On passe ensuite à quelque chose de plus léger, avec un texte de Robert Silverberg consacré aux premières nouvelles de Dick et à leur influence ultérieure sur sa propre production (« Philip K. Dick : les fictions courtes », pp. 91-99). Intéressant et touchant.
Retour à l’analyse, politique cette fois, avec le réjouissant mais parfois très contestable article de Daniel Fondanèche (« Dick, prophète libertaire », pp. 101-111). L’ombre de Mai 68 plane sur ces développements parfois probablement un peu idéalisés, mais qui ont néanmoins pour intérêt de dégager certaines thématiques politiques chez Dick (j’ai toujours envie d’écrire un gros truc sur ce sujet, moi, quand je suis pris de délire mégalomane... mais, rassurez-vous, il y a peu de risques pour que je le commette un jour…), mais aussi et peut-être davantage encore d’expliquer de la sorte le retentissement soudain pris par l’œuvre dickienne dans l’immédiat après-68 de la France pompidolienne ; très intéressant sous cet angle.

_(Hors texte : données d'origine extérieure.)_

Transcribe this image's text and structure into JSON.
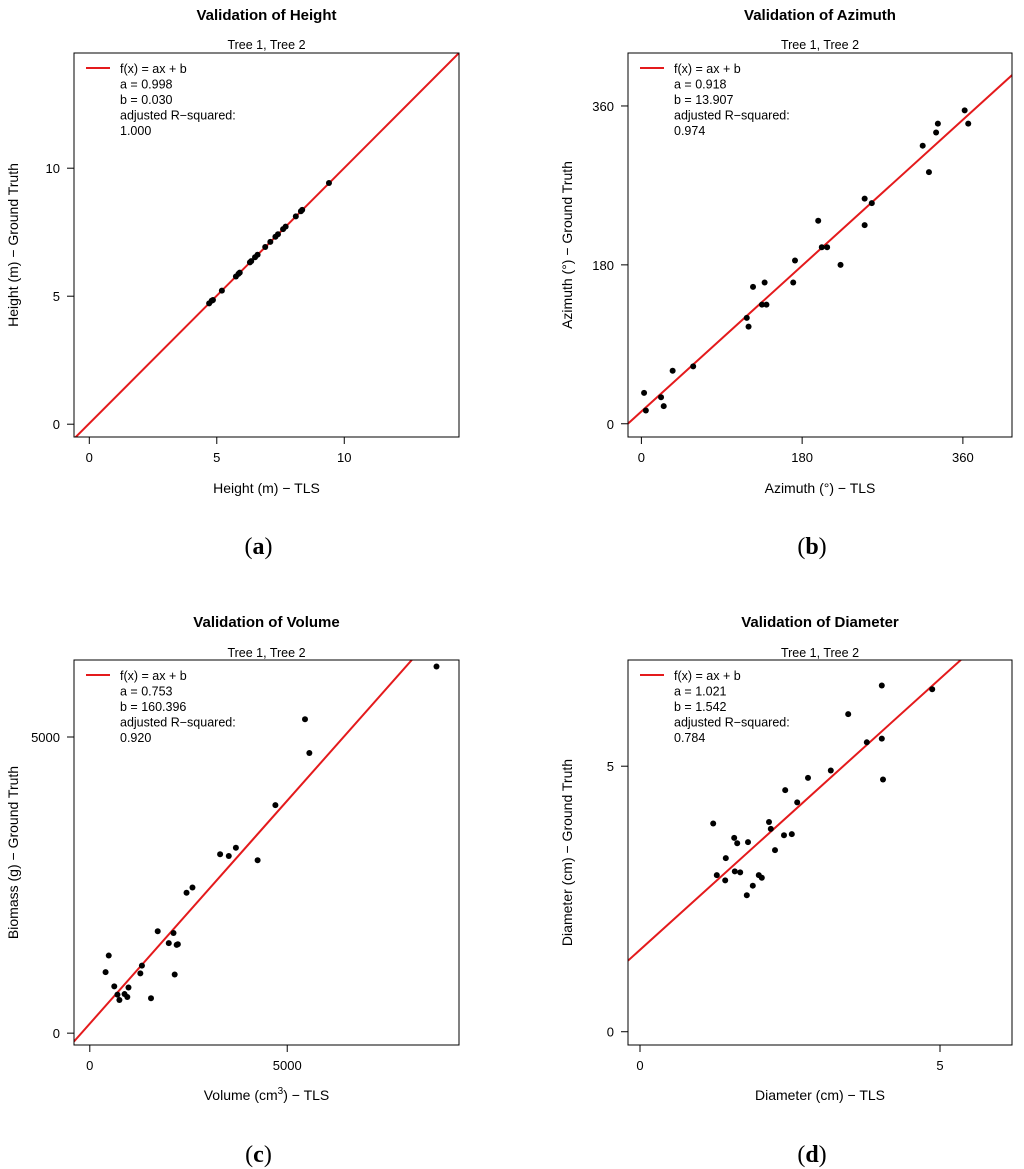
{
  "chart_data": [
    {
      "type": "scatter",
      "title": "Validation of Height",
      "subtitle": "Tree 1, Tree 2",
      "xlabel": "Height (m) − TLS",
      "ylabel": "Height (m) − Ground Truth",
      "xlim": [
        -0.6,
        14.5
      ],
      "ylim": [
        -0.5,
        14.5
      ],
      "xticks": [
        0,
        5,
        10
      ],
      "yticks": [
        0,
        5,
        10
      ],
      "fit": {
        "a": 0.998,
        "b": 0.03
      },
      "legend": [
        "f(x) = ax + b",
        "a = 0.998",
        "b = 0.030",
        "adjusted R−squared:",
        "1.000"
      ],
      "panel_label": "a",
      "points": [
        [
          4.7,
          4.72
        ],
        [
          4.8,
          4.82
        ],
        [
          4.85,
          4.85
        ],
        [
          5.2,
          5.22
        ],
        [
          5.75,
          5.77
        ],
        [
          5.85,
          5.87
        ],
        [
          5.9,
          5.92
        ],
        [
          6.3,
          6.32
        ],
        [
          6.35,
          6.37
        ],
        [
          6.5,
          6.52
        ],
        [
          6.6,
          6.62
        ],
        [
          6.9,
          6.92
        ],
        [
          7.1,
          7.12
        ],
        [
          7.3,
          7.32
        ],
        [
          7.4,
          7.42
        ],
        [
          7.6,
          7.62
        ],
        [
          7.7,
          7.72
        ],
        [
          8.1,
          8.12
        ],
        [
          8.3,
          8.32
        ],
        [
          8.35,
          8.37
        ],
        [
          9.4,
          9.42
        ]
      ]
    },
    {
      "type": "scatter",
      "title": "Validation of Azimuth",
      "subtitle": "Tree 1, Tree 2",
      "xlabel": "Azimuth (°) − TLS",
      "ylabel": "Azimuth (°) − Ground Truth",
      "xlim": [
        -15,
        415
      ],
      "ylim": [
        -15,
        420
      ],
      "xticks": [
        0,
        180,
        360
      ],
      "yticks": [
        0,
        180,
        360
      ],
      "fit": {
        "a": 0.918,
        "b": 13.907
      },
      "legend": [
        "f(x) = ax + b",
        "a = 0.918",
        "b = 13.907",
        "adjusted R−squared:",
        "0.974"
      ],
      "panel_label": "b",
      "points": [
        [
          3,
          35
        ],
        [
          5,
          15
        ],
        [
          22,
          30
        ],
        [
          25,
          20
        ],
        [
          35,
          60
        ],
        [
          58,
          65
        ],
        [
          118,
          120
        ],
        [
          120,
          110
        ],
        [
          125,
          155
        ],
        [
          135,
          135
        ],
        [
          138,
          160
        ],
        [
          140,
          135
        ],
        [
          170,
          160
        ],
        [
          172,
          185
        ],
        [
          198,
          230
        ],
        [
          202,
          200
        ],
        [
          208,
          200
        ],
        [
          223,
          180
        ],
        [
          250,
          255
        ],
        [
          250,
          225
        ],
        [
          258,
          250
        ],
        [
          315,
          315
        ],
        [
          322,
          285
        ],
        [
          330,
          330
        ],
        [
          332,
          340
        ],
        [
          362,
          355
        ],
        [
          366,
          340
        ]
      ]
    },
    {
      "type": "scatter",
      "title": "Validation of Volume",
      "subtitle": "Tree 1, Tree 2",
      "xlabel": "Volume (cm³) − TLS",
      "ylabel": "Biomass (g) − Ground Truth",
      "xlim": [
        -400,
        9350
      ],
      "ylim": [
        -200,
        6300
      ],
      "xticks": [
        0,
        5000
      ],
      "yticks": [
        0,
        5000
      ],
      "fit": {
        "a": 0.753,
        "b": 160.396
      },
      "legend": [
        "f(x) = ax + b",
        "a = 0.753",
        "b = 160.396",
        "adjusted R−squared:",
        "0.920"
      ],
      "panel_label": "c",
      "points": [
        [
          400,
          1030
        ],
        [
          480,
          1310
        ],
        [
          620,
          790
        ],
        [
          700,
          650
        ],
        [
          750,
          560
        ],
        [
          880,
          660
        ],
        [
          950,
          610
        ],
        [
          980,
          770
        ],
        [
          1280,
          1010
        ],
        [
          1320,
          1140
        ],
        [
          1550,
          590
        ],
        [
          1720,
          1720
        ],
        [
          2000,
          1520
        ],
        [
          2120,
          1690
        ],
        [
          2150,
          990
        ],
        [
          2200,
          1490
        ],
        [
          2230,
          1500
        ],
        [
          2450,
          2370
        ],
        [
          2600,
          2460
        ],
        [
          3300,
          3020
        ],
        [
          3520,
          2990
        ],
        [
          3700,
          3130
        ],
        [
          4250,
          2920
        ],
        [
          4700,
          3850
        ],
        [
          5450,
          5300
        ],
        [
          5560,
          4730
        ],
        [
          8780,
          6190
        ]
      ]
    },
    {
      "type": "scatter",
      "title": "Validation of Diameter",
      "subtitle": "Tree 1, Tree 2",
      "xlabel": "Diameter (cm) − TLS",
      "ylabel": "Diameter (cm) − Ground Truth",
      "xlim": [
        -0.2,
        6.2
      ],
      "ylim": [
        -0.25,
        7.0
      ],
      "xticks": [
        0,
        5
      ],
      "yticks": [
        0,
        5
      ],
      "fit": {
        "a": 1.021,
        "b": 1.542
      },
      "legend": [
        "f(x) = ax + b",
        "a = 1.021",
        "b = 1.542",
        "adjusted R−squared:",
        "0.784"
      ],
      "panel_label": "d",
      "points": [
        [
          1.22,
          3.92
        ],
        [
          1.28,
          2.95
        ],
        [
          1.42,
          2.85
        ],
        [
          1.43,
          3.27
        ],
        [
          1.57,
          3.65
        ],
        [
          1.58,
          3.02
        ],
        [
          1.62,
          3.55
        ],
        [
          1.67,
          3.0
        ],
        [
          1.78,
          2.57
        ],
        [
          1.8,
          3.57
        ],
        [
          1.88,
          2.75
        ],
        [
          1.98,
          2.95
        ],
        [
          2.03,
          2.9
        ],
        [
          2.15,
          3.95
        ],
        [
          2.18,
          3.82
        ],
        [
          2.25,
          3.42
        ],
        [
          2.4,
          3.7
        ],
        [
          2.42,
          4.55
        ],
        [
          2.53,
          3.72
        ],
        [
          2.62,
          4.32
        ],
        [
          2.8,
          4.78
        ],
        [
          3.18,
          4.92
        ],
        [
          3.47,
          5.98
        ],
        [
          3.78,
          5.45
        ],
        [
          4.03,
          5.52
        ],
        [
          4.03,
          6.52
        ],
        [
          4.05,
          4.75
        ],
        [
          4.87,
          6.45
        ]
      ]
    }
  ]
}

Suit un gros morceau : un long et fascinant entretien avec Philip K. Dick par D. Scott Appel et K.C. Briggs, découpé en deux parties (pp. 113-140, et pp. 195-210). Trop de thèmes sont abordés ici pour que je puisse véritablement aborder la chose. Je me contenterai juste de dire que la première partie, très chaleureuse et détendue, nous montre un Dick extrêmement sympathique et parfois tout bonnement hilarant, mais qui sait aussi devenir plus sérieux et franchement impressionnant ; la tonalité de la seconde partie est bien différente, Dick s’embarquant dans un étrange (et amusant) délire d’interprétation sur ses capacités précognitives dans Coulez mes larmes, dit le policier et la nécessaire implication de l’Union soviétique dans son expérience de 1974… Indispensable.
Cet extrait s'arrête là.